Time for a new phone


Shawn Magrath

Lately, I’ve been considering the possibility of buying a new cell phone. Mine has lived well past its life expectancy and has finally reached the point where it works but only when it wants to. In a way, I’ll be sad to see it go. It’s lived in my pocket for so, I’ve dropped it more times than I can count over the years, and it still has the old (slightly embarrassing) ring tones that no one has anymore. But if you want to talk about ROI, I bought it for $15 back in 2006 – I’ve gotten my money’s worth.

So I embark on the search for a new phone and my options are as wide as the ocean is deep, the sky is high, and as hairless cats are ugly. The market for phones has exploded over the last ten years, which has become clear just by watching prime time television commercials (phone commercial, car commercial, car commercial, phone commercial, phone commercial, phone commercial, low calorie soft-drink commercial, phone commercial, and back to the show). There are so many choices of phones that by the time I decide which to get, I’m not going to want to use it – I’m just going to want to take a nap.

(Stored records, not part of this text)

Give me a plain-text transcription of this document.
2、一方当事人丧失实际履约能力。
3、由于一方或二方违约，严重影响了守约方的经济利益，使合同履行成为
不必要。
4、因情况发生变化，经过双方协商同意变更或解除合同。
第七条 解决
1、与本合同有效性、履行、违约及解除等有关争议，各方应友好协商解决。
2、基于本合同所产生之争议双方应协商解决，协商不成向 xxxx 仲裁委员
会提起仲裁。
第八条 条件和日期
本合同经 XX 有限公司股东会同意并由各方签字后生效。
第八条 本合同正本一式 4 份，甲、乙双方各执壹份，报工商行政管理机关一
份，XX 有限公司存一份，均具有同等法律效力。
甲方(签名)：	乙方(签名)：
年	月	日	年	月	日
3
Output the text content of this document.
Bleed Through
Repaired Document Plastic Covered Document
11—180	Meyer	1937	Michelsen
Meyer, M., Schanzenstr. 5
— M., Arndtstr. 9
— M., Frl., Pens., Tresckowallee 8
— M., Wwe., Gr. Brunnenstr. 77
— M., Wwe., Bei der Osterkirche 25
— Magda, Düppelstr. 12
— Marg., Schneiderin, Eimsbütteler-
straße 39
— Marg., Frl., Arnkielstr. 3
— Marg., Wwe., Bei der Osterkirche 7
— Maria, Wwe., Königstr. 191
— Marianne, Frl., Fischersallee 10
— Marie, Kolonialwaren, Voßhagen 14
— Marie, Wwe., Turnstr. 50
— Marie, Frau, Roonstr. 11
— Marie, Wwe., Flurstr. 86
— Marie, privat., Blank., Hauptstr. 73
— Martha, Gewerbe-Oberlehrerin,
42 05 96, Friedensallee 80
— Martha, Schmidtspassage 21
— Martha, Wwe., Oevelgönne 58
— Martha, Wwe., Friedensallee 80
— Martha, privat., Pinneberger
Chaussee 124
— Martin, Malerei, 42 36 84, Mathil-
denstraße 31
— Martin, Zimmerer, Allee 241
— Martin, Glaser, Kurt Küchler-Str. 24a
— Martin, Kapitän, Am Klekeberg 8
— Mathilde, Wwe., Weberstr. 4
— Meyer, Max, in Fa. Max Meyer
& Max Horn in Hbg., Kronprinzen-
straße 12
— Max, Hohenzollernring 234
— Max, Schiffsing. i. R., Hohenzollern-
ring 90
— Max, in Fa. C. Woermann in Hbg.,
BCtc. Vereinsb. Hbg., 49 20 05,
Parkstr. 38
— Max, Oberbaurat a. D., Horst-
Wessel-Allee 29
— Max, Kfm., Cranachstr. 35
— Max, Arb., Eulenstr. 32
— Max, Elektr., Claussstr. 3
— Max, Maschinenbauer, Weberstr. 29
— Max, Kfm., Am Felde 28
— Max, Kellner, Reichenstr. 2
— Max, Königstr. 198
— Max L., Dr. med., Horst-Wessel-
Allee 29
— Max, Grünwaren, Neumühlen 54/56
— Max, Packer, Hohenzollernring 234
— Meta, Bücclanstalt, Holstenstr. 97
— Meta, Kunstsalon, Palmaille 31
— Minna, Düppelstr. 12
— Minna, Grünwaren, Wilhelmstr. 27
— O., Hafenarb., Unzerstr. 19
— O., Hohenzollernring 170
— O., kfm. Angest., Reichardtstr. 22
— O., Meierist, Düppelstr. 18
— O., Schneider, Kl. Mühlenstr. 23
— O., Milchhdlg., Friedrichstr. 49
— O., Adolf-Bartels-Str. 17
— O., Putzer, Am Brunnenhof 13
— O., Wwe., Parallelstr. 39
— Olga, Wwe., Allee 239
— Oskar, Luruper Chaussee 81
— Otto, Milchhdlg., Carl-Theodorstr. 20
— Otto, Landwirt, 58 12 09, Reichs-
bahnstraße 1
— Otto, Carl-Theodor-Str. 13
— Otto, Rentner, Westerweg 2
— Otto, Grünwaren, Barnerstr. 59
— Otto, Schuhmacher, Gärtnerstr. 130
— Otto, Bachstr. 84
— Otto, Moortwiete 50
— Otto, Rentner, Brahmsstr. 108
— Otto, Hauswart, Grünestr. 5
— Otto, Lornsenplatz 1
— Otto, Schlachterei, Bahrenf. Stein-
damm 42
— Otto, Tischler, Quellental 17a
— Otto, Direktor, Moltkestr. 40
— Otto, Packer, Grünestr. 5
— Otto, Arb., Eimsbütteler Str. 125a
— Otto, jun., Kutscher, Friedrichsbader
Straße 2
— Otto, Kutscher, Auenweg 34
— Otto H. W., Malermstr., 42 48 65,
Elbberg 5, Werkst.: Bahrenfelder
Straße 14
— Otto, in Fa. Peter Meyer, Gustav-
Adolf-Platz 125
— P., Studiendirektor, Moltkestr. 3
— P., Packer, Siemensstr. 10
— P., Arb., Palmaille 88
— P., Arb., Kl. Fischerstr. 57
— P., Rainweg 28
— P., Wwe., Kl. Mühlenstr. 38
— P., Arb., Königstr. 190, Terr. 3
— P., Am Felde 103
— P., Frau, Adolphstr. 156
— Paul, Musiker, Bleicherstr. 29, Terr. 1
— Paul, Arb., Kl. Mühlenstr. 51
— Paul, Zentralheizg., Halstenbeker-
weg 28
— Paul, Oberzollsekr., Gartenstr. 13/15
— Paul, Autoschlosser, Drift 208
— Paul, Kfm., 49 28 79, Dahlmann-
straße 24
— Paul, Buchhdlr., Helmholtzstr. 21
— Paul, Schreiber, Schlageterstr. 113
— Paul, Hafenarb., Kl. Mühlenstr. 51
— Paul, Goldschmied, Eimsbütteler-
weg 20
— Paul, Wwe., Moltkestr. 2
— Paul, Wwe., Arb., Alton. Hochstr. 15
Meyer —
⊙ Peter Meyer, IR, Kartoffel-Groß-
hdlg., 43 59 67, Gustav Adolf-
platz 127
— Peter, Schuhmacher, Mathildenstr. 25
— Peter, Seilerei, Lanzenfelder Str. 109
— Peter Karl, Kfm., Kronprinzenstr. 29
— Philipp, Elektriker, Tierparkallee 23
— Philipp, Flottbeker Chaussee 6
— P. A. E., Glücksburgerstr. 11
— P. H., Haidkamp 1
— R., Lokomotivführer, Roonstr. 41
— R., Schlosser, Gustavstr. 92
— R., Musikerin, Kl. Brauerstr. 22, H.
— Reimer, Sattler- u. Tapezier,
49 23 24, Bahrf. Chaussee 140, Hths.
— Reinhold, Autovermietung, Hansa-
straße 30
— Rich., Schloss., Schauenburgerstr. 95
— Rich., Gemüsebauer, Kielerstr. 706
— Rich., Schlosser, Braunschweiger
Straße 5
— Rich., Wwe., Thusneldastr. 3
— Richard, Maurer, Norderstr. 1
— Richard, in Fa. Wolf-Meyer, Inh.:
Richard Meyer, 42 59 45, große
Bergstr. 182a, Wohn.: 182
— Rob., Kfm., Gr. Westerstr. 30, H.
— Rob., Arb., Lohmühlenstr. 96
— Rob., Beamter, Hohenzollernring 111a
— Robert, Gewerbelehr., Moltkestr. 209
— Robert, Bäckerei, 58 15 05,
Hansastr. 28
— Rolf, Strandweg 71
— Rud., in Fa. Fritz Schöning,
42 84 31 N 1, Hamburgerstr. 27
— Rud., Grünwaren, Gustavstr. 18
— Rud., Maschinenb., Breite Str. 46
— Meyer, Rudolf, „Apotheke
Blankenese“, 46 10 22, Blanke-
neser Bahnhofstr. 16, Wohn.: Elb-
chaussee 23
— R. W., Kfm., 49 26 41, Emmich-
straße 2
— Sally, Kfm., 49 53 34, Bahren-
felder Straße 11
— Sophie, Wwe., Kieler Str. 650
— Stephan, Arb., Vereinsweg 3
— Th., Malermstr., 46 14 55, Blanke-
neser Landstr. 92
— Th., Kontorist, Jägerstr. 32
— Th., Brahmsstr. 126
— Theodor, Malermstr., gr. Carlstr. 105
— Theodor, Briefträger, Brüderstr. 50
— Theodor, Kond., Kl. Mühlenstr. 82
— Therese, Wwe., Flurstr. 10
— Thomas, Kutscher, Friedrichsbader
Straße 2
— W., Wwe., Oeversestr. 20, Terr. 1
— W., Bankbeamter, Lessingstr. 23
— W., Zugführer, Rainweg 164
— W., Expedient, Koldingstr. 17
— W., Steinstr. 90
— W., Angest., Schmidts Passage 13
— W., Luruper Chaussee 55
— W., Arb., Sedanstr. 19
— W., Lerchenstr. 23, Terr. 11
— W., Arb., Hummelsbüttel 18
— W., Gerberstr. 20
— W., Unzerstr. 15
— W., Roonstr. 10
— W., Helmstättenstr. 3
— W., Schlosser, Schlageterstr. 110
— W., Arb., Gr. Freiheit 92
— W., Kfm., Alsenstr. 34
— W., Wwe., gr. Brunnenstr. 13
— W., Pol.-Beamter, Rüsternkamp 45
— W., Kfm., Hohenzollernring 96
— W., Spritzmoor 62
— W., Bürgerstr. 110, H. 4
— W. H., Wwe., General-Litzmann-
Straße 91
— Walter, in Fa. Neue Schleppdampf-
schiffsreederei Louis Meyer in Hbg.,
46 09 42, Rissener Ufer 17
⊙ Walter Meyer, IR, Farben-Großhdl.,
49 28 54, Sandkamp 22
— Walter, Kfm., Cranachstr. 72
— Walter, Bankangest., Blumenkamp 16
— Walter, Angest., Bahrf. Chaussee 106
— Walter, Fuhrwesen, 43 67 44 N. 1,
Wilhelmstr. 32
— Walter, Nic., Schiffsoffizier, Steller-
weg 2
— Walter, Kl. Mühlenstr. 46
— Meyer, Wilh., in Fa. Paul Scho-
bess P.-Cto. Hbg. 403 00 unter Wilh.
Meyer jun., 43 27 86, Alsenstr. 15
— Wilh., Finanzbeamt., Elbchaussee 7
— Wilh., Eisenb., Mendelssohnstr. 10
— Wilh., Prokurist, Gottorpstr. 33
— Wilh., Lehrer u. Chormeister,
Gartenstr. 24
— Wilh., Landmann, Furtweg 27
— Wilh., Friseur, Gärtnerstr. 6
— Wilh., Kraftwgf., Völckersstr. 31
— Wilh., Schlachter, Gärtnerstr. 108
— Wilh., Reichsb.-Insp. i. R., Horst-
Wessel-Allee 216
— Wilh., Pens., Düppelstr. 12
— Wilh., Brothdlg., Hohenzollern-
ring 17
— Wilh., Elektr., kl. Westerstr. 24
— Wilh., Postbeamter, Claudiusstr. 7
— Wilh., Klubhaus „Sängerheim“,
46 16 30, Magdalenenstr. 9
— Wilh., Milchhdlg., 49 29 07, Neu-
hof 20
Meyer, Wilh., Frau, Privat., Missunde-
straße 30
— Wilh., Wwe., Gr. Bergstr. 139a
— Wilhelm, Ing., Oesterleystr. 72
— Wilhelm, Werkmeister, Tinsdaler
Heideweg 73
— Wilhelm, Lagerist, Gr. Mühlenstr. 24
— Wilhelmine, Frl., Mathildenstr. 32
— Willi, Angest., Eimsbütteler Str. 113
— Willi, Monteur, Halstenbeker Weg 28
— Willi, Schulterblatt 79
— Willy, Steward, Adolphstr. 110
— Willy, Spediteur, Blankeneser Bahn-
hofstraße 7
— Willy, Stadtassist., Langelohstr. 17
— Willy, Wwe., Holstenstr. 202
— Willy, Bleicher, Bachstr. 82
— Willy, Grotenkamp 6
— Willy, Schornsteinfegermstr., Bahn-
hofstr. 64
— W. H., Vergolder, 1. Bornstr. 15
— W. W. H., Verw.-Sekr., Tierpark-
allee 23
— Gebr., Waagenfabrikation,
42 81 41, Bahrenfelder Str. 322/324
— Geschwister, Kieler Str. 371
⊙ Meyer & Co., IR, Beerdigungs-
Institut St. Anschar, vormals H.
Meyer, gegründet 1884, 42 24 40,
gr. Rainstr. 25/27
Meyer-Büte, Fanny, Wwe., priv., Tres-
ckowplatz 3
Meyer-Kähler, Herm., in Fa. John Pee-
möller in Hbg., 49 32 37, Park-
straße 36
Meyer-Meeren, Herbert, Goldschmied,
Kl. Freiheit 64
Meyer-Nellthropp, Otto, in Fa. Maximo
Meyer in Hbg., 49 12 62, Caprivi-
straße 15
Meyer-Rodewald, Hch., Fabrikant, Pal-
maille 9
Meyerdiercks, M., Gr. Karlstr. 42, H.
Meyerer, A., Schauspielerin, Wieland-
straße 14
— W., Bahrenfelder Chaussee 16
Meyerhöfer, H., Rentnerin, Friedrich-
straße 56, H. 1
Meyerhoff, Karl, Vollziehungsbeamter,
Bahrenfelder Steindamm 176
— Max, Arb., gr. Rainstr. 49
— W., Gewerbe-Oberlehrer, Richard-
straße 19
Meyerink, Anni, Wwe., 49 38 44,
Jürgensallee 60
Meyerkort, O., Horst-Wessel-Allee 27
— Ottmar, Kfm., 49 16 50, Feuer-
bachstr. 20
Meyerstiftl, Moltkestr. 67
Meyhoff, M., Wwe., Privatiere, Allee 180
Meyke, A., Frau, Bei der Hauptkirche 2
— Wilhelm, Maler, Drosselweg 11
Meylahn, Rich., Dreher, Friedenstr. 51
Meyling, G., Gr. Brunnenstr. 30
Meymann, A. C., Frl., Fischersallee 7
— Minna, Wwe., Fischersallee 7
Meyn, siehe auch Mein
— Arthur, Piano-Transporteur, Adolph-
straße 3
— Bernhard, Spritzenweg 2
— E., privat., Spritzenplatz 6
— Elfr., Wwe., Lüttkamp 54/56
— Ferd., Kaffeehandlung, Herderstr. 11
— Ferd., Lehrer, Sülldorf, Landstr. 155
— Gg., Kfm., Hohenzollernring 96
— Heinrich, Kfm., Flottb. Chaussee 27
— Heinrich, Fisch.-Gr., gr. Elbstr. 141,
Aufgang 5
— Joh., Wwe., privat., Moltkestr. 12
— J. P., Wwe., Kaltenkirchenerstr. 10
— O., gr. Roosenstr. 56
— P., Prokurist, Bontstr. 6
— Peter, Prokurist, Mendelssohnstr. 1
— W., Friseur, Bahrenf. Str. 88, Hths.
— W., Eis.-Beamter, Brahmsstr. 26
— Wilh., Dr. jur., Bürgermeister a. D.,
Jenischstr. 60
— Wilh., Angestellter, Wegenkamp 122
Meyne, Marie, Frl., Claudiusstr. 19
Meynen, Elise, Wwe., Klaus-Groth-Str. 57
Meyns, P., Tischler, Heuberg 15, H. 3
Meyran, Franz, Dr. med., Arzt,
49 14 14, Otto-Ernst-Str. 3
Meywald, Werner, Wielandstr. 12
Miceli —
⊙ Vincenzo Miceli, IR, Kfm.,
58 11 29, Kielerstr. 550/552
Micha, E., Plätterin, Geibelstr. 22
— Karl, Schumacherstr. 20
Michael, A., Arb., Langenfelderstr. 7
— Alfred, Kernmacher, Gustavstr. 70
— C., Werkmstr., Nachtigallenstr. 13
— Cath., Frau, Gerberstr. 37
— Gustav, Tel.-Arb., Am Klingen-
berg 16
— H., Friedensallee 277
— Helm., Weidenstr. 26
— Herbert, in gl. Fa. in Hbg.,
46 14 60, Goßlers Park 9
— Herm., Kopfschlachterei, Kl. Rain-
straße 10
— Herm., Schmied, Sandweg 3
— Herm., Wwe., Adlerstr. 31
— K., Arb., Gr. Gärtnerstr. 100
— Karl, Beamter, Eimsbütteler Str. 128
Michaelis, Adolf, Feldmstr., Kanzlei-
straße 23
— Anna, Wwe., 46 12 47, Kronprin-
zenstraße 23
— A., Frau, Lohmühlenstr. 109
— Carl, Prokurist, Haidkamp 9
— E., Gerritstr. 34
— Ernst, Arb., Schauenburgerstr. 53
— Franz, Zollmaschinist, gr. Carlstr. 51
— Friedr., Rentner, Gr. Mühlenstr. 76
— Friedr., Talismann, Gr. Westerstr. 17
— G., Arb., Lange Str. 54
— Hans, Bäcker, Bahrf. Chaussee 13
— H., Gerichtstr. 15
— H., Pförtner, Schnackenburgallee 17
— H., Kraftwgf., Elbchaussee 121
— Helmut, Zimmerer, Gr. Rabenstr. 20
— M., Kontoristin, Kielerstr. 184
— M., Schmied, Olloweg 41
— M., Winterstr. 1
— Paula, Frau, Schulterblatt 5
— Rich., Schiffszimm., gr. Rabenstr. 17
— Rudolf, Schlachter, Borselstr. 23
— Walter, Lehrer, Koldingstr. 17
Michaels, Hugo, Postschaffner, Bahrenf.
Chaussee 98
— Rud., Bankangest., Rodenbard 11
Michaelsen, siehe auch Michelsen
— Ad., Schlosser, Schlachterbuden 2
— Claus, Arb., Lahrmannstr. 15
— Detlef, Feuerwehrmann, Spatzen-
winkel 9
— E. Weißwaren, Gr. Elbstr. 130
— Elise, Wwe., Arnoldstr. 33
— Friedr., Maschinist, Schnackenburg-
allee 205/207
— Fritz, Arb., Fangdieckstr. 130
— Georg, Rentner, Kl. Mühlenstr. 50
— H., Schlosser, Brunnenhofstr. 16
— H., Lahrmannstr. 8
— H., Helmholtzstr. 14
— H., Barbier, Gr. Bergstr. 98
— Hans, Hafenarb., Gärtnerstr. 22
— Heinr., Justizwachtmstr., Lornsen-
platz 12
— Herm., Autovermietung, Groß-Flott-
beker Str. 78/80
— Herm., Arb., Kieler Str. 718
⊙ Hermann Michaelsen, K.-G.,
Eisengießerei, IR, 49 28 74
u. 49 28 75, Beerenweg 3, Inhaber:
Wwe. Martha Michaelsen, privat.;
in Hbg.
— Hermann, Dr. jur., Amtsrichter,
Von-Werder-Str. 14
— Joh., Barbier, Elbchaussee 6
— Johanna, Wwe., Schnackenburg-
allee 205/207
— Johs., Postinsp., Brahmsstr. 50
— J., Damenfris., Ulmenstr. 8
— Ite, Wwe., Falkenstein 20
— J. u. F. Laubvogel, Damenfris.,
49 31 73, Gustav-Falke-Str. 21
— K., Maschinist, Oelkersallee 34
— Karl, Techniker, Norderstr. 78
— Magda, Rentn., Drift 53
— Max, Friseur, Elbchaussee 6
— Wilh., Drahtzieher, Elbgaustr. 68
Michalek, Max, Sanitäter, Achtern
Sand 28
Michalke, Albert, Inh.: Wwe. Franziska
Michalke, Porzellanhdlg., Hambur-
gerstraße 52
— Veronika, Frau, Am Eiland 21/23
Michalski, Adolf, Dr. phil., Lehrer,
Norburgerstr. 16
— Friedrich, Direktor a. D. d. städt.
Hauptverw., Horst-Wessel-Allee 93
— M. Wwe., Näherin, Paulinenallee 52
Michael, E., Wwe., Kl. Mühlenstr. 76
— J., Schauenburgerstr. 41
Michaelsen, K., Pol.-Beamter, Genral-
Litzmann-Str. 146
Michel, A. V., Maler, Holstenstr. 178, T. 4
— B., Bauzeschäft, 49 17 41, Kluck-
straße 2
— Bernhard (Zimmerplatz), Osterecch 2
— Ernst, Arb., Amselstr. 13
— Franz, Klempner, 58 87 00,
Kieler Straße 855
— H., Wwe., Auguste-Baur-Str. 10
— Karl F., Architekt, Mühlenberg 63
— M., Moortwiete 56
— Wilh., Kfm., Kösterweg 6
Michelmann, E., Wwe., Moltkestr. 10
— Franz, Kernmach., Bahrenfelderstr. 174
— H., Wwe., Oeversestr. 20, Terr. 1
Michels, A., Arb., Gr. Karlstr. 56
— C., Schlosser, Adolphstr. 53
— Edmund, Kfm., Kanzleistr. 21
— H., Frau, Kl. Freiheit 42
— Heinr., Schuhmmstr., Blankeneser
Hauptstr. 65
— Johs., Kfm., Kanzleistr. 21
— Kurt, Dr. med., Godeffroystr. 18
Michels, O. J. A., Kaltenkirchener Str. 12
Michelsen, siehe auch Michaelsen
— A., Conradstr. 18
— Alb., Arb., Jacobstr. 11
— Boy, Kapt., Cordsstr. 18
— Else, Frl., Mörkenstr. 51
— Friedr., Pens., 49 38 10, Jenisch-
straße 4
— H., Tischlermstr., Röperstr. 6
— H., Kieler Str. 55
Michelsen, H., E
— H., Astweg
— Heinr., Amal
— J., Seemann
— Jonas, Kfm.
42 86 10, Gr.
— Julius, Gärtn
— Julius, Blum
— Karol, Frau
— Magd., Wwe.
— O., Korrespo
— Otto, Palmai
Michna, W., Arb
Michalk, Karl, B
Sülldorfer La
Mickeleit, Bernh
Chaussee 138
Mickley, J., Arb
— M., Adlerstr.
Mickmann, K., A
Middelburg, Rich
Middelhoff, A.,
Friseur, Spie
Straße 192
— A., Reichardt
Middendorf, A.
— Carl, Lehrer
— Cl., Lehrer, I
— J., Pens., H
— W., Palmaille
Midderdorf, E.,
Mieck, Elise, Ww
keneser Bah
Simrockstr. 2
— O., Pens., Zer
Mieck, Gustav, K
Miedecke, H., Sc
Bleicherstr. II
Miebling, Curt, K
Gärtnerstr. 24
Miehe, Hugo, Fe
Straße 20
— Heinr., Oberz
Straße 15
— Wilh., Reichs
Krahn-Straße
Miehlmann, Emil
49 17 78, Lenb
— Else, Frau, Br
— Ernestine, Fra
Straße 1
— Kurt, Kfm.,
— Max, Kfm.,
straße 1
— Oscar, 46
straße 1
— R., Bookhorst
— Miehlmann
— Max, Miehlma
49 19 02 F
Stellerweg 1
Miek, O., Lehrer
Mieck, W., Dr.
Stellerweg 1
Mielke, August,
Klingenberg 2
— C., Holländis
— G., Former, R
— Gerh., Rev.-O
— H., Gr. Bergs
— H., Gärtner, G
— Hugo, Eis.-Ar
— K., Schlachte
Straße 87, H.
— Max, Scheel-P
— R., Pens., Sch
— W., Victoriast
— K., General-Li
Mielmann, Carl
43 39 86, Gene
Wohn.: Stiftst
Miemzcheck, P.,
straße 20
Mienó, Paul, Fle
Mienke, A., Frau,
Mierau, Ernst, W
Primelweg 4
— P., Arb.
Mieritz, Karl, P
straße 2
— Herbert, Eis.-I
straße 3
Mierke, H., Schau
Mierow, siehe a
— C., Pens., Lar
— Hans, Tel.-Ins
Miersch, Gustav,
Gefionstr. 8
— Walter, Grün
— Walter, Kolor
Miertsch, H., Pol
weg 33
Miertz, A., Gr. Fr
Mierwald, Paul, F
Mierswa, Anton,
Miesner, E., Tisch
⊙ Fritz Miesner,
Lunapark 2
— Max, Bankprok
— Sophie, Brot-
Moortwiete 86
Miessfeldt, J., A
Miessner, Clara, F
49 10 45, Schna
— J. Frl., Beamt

As much as I’ve always said I would never go the way of smart phones, I’m really considering it now. It would be great to get emails on my phone; my biggest fear is getting a phone that’s smarter than I am (I’m talking about you, Siri). Of course, there are other options. I would happily use my old wall-mounted rotary phone if it didn’t take 20 minutes to dial a number (zip, click-click-click-click-click-click-click, and repeat).
“Hello?”
“Hi”
(long pause)
“Why did you call?”
“I don’t remember…”

I suppose if choosing a new phone is really as complicated as it all sounds, I’ll just go with another $15 special.